Probably there are some stuff lost in translation.

  1. You CAN use serial<>usb adapters to connect to your RouterOS, IF: that adapter is properly recognized and configured under RouterOS and if RouterOS is functional.
  2. You CAN’T use serial<>usb adapters as a debug port, if RouterOS crashed for some reason and it doesn’t boot: RouterBOOT has disabled serial console output on the devices that have no serial port from the factory and it’s not configured to output to some random USB device anyway.
    Better?

You CAN’T use serial<>usb adapters as a debug port

This was a disappointment to me because I am used to doing router recovery through serial access. Mikrotik seems to depend on using Winbox for access if the router is booting but inaccessible, or Netinstall if it is not booting correctly.

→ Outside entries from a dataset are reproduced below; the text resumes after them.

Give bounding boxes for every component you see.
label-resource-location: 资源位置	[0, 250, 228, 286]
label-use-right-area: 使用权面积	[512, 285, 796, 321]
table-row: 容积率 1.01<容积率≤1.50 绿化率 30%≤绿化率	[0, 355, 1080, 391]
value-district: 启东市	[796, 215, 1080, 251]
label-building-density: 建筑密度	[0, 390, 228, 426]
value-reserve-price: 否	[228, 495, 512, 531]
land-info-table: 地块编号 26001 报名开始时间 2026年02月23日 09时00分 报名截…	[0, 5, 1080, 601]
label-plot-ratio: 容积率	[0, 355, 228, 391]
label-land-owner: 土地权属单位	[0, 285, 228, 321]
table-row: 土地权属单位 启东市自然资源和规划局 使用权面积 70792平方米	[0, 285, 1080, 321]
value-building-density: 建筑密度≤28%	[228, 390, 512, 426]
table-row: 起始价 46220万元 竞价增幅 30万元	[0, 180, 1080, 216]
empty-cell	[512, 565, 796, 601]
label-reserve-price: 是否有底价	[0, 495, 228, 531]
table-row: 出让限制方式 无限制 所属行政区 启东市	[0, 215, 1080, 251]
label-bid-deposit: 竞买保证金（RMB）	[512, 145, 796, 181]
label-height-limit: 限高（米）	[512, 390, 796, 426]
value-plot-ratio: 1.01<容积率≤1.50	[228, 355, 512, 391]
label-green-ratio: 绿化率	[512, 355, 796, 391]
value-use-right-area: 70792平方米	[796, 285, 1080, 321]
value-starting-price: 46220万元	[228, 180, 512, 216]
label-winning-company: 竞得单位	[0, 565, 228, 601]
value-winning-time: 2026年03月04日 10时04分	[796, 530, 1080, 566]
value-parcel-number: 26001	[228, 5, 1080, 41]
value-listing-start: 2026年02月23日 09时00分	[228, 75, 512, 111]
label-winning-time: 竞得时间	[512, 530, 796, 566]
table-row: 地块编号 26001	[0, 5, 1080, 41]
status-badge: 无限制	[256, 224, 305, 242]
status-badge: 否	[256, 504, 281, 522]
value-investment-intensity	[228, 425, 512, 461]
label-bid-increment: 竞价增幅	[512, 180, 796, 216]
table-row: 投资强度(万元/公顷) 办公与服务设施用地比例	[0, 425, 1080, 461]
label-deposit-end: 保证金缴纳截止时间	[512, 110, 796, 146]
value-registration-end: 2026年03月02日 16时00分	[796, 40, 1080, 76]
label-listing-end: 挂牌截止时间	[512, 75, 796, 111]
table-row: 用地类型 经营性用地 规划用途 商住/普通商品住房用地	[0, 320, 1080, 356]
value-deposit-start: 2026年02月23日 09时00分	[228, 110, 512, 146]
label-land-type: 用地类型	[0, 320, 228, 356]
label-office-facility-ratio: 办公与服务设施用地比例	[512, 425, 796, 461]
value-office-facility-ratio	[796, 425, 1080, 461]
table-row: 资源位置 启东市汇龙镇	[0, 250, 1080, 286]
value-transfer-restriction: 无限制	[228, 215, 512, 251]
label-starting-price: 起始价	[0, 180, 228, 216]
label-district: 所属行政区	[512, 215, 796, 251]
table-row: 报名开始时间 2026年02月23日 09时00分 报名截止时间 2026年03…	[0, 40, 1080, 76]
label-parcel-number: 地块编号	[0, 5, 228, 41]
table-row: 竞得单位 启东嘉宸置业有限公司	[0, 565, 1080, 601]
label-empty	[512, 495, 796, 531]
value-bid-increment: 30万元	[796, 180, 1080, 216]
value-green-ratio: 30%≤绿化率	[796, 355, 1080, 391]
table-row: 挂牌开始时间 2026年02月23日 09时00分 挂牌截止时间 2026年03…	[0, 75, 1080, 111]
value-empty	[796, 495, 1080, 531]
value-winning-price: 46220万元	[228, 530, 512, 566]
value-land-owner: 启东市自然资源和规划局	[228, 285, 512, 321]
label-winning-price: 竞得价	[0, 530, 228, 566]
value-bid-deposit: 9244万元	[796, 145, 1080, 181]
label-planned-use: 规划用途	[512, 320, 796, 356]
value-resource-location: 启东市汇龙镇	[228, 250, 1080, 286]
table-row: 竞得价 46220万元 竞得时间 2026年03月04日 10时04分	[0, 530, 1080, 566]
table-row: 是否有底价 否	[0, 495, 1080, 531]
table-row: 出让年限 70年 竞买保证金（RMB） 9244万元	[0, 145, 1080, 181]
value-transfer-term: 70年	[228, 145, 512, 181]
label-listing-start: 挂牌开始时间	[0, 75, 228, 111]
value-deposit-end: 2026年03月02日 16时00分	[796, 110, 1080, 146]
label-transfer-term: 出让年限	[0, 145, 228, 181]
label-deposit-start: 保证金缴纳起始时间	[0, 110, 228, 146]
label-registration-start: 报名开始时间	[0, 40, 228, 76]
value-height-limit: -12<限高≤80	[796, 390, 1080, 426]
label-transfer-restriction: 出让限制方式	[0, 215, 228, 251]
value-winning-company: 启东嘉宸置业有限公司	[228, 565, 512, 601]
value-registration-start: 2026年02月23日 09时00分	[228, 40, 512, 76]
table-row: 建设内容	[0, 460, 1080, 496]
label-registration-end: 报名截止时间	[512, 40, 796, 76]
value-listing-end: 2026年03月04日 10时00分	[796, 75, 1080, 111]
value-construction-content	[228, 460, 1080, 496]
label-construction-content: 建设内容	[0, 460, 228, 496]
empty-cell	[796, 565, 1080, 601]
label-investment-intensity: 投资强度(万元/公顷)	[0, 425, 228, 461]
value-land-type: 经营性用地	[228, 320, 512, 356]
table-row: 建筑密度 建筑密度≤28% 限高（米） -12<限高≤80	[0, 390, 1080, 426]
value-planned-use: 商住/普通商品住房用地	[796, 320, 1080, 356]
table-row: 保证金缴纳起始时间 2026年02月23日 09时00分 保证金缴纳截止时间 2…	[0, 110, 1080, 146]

But you cannot as well use a Woobm-USB as debug/if the RouterOS doesn't boot.

Is there any better/alternative open source firmware for the woobm-usb? It seems to be a fairly simple ESP8266-based device, has anyone reverse-engineered it yet?

I just tested this, and no, sadly you can’t see/interrupt the boot over the USB serial console. I’ve read that there’s an onboart UART and steps that can be done to enable it, but I haven’t felt like adventuring that far into the hardware. IMO the lack of a real serial console is the single biggest drawback to this router.

The RB5009 has USB port, this is why this device would be great in this case.

Yes there are some projects where, ESP32 boards (or similar) acts as a wireless-serial bridge, but MT’s device is more compact. And I have no experience with ESP32, but due to lack of other possibilities maybe I’ll try this way.

For example: https://www.reddit.com/r/esp32/comments/1d31caq/esp32_wireless_serial_web_interface/

If woobm-usb is no longer supported by MT, could we ask nicely for some hardware documentation (like which GPIO is used for what purpose) so we can put alternative firmware on existing MT hardware?